Venezia71: ANIME NERE di Francesco Munzi

anime nere posterArriva l’Italia in concorso al Lido con Anime Nere di Francesco Munzi, distribuito da quella Good Films che si sta dimostrando tanto lungimirante nella distribuzione internazionale (dobbiamo a loro Dallas Buyers Club e Nymphomaniac).

Dal regista di Saimir e Il resto della notte, un’opera oscura, tratta dall’omonimo romanzo di Gioacchino Criaco, girata coraggiosamente (per la maggior parte) nel covo della ‘ndrangheta, l’Aspromonte. Una gestazione difficile, soprattutto per la pericolosità delle location scelte, tant’è che Munzi è il primo regista ad aver mai girato ad Africo (provincia di Reggio Calabria) e senza poter godere di una “protezione mediatica” di cui possono aver beneficiato altri suoi predecessori.

 

Una scelta ardita, anche per la tematica (la scelta tra la vita facile ma breve e immorale della malavita o le asperità di un’esistenza onesta dedicata al duro lavoro nei campi) e soprattutto per una sceneggiatura cupa, totalmente pessimista, che non lascia spazio a facili buonismi come spesso accade alla cinematografia nostrana. E trattandosi di un film italiano, occorre rilevare anche le prestazioni sobrie ed efficaci dei tre protagonisti nei panni dei fratelli Luigi (Marco Leonardi), Rocco (Peppino Mazzotta) e Luciano (Fabrizio Ferracane), ben attenti a evitare isterismi e scenate iperboliche di respiro accorsiano. Unica nota stonata del cast, a dire il vero, è la stridula Barbara Bobulova, la sola “vip” in gara: altro plauso per Munzi che non ha inserito forzatamente volti noti per compiacere il pubblico.

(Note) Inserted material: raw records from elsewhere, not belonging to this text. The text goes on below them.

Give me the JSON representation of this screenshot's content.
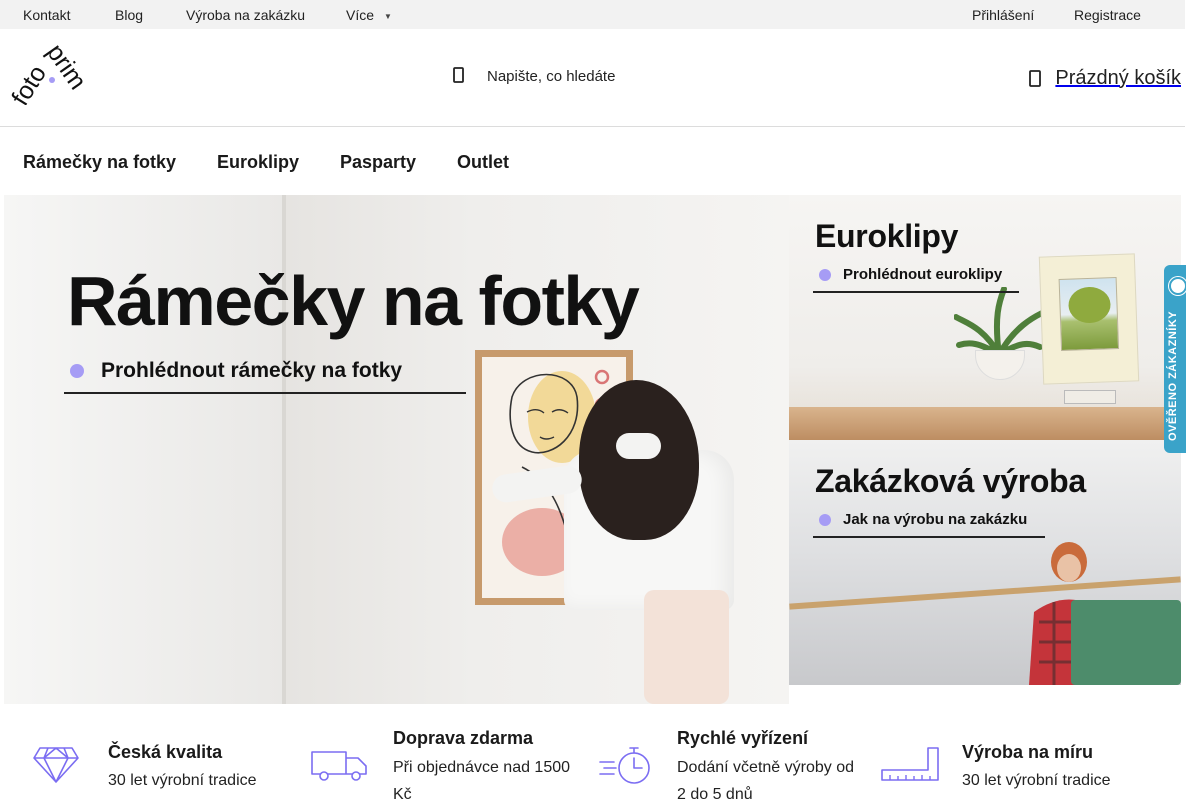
{
  "topbar": {
    "links": [
      "Kontakt",
      "Blog",
      "Výroba na zakázku",
      "Více"
    ],
    "auth": [
      "Přihlášení",
      "Registrace"
    ]
  },
  "header": {
    "logo_text": "fotoprim",
    "search": {
      "placeholder": "Napište, co hledáte",
      "icon": "search-icon"
    },
    "cart": {
      "label": "Prázdný košík",
      "icon": "cart-icon"
    }
  },
  "nav": {
    "items": [
      "Rámečky na fotky",
      "Euroklipy",
      "Pasparty",
      "Outlet"
    ]
  },
  "hero": {
    "main": {
      "title": "Rámečky na fotky",
      "link": "Prohlédnout rámečky na fotky"
    },
    "side1": {
      "title": "Euroklipy",
      "link": "Prohlédnout euroklipy"
    },
    "side2": {
      "title": "Zakázková výroba",
      "link": "Jak na výrobu na zakázku"
    }
  },
  "badge": {
    "text": "OVĚŘENO ZÁKAZNÍKY"
  },
  "benefits": [
    {
      "icon": "diamond-icon",
      "title": "Česká kvalita",
      "text": "30 let výrobní tradice"
    },
    {
      "icon": "truck-icon",
      "title": "Doprava zdarma",
      "text": "Při objednávce nad 1500 Kč"
    },
    {
      "icon": "stopwatch-icon",
      "title": "Rychlé vyřízení",
      "text": "Dodání včetně výroby od 2 do 5 dnů"
    },
    {
      "icon": "ruler-icon",
      "title": "Výroba na míru",
      "text": "30 let výrobní tradice"
    }
  ],
  "colors": {
    "accent": "#a69cf5",
    "icon": "#7b6df2",
    "badge": "#3aa3c9"
  }
}
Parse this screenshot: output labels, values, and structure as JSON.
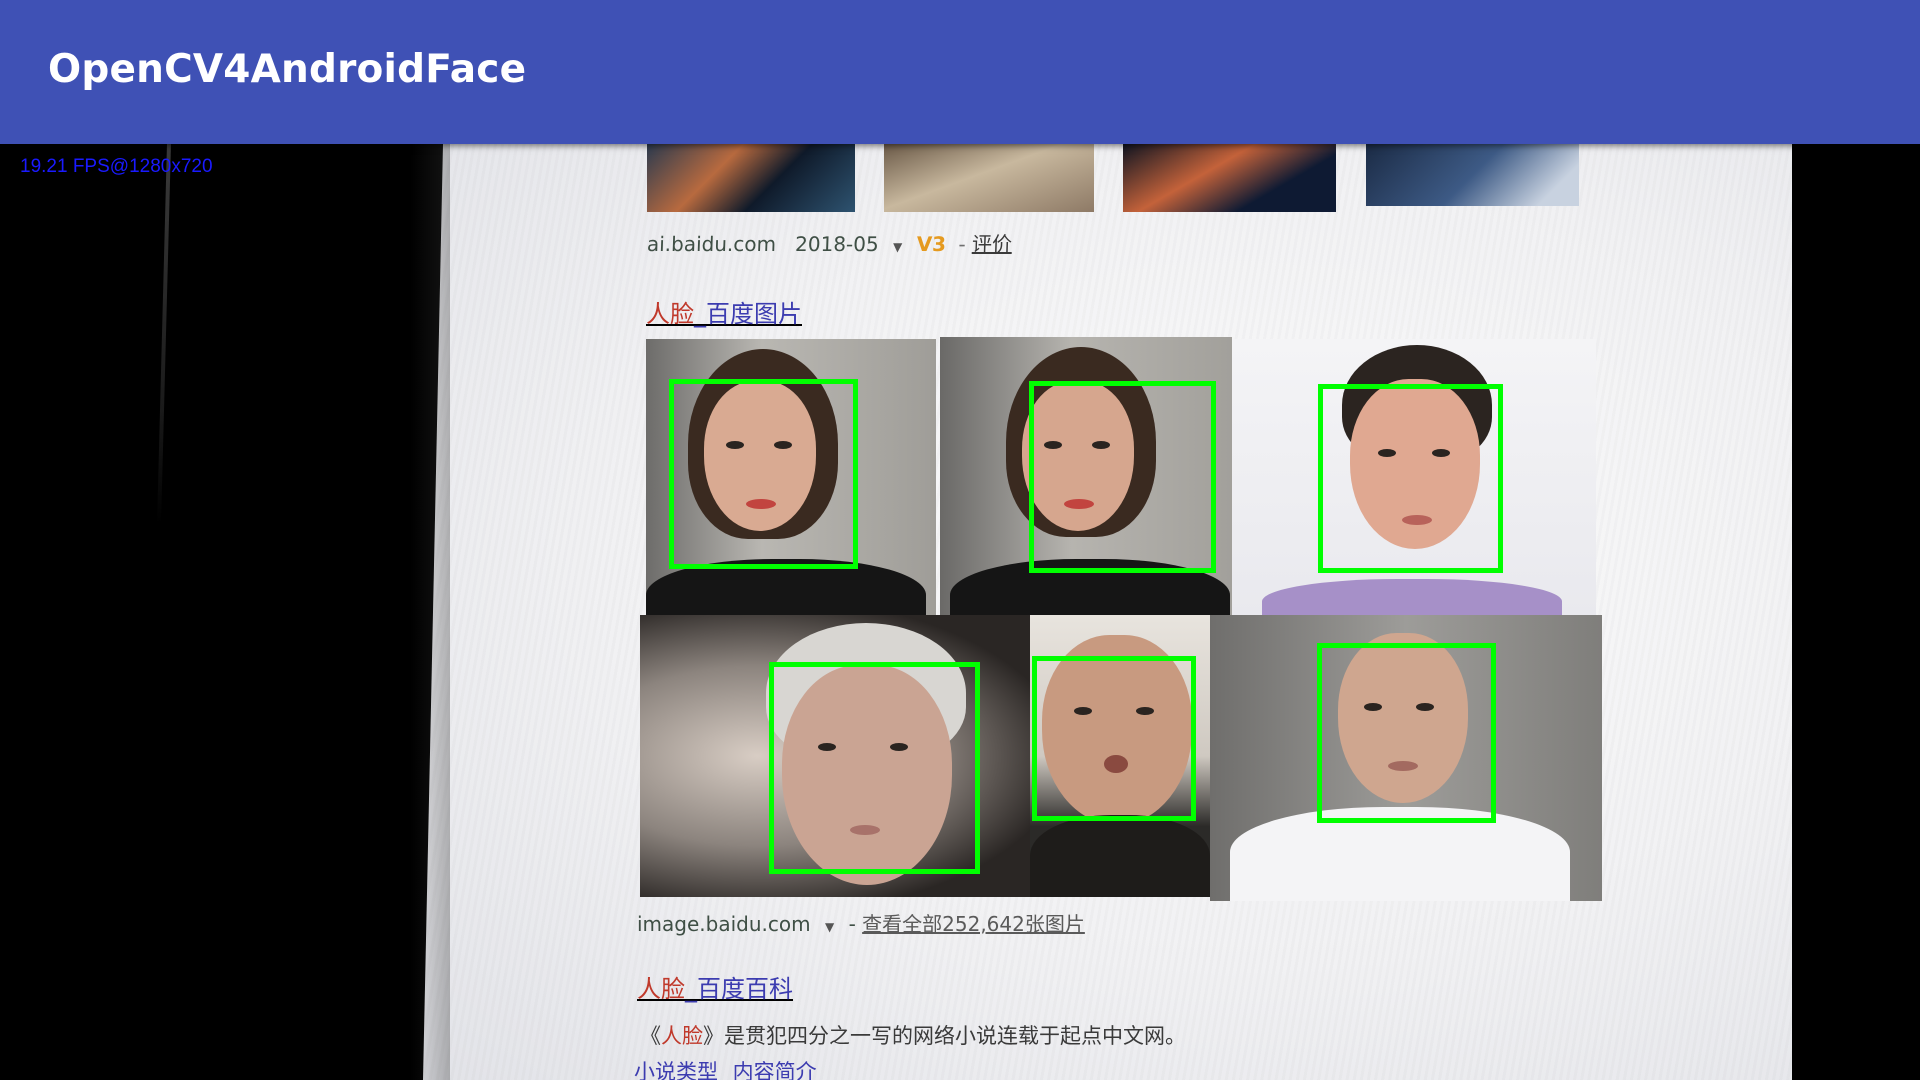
{
  "app_bar": {
    "title": "OpenCV4AndroidFace",
    "color": "#3F51B5"
  },
  "fps_overlay": {
    "text": "19.21 FPS@1280x720",
    "color": "#1a1aff"
  },
  "camera_scene": {
    "result_1_meta": {
      "domain": "ai.baidu.com",
      "date": "2018-05",
      "badge": "V3",
      "separator": "-",
      "review": "评价"
    },
    "result_2": {
      "title_highlight": "人脸",
      "title_rest": "_百度图片",
      "domain": "image.baidu.com",
      "separator": "-",
      "view_all": "查看全部252,642张图片"
    },
    "result_3": {
      "title_highlight": "人脸",
      "title_rest": "_百度百科",
      "snippet_prefix": "《",
      "snippet_highlight": "人脸",
      "snippet_rest": "》是贯犯四分之一写的网络小说连载于起点中文网。",
      "links": "小说类型 内容简介"
    }
  },
  "detections": {
    "count": 6,
    "box_color": "#00ff00"
  },
  "icons": [
    "dropdown-arrow-icon"
  ]
}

Ma se il regista non ha paura di cimentarsi con la materia, né di contaminare pesantemente i dialoghi con il dialetto calabrese, tuttavia non riesce a far decollare completamente l’opera che rimane, nel complesso, una riflessione originale per quanto riguarda il contesto socio-geografico ma non per i contenuti. L’eterna lotta tra il bene e il male (con quest’ultimo che, a sorpresa, trionfa) e il dilemma morale che si insinua nella famiglia finendo per distruggerla bruscamente vengono sviluppate in maniera un po’ troppo didascalica, così come didascalica è la suddivisione in ruoli dei fratelli: il trafficante di droga Luigi, il trafficone impiantato a Milano, dalla facciata pulita ma dal retro insanguinato, Rocco, e l’onesto pastore Luciano. Altrettanto scontatamente la dicotomia si riflette sul giovane figlio di Luciano, Leo (Giuseppe Fumo), che il padre vorrebbe vedere diventare un onesto cittadino, ma che ammira troppo lo zio Luigi per non pensare di replicarne le scellerate gesta. I brulli, desolanti paesaggi calabresi inquadrati da una fotografia fredda e opaca fanno da contraltare visivo a questa storia di asprezza umana che sembra ambientata in un mondo altro e che invece si svolge proprio qui, nello stesso paese del red carpet veneziano.

Non un trionfo, dunque, per l’Italia, ma nemmeno un disastro: si rimane nella medietas che pare contraddistinguere tristemente questa 71° edizione della Mostra. Nelle sale, il film arriverà il 18 settembre.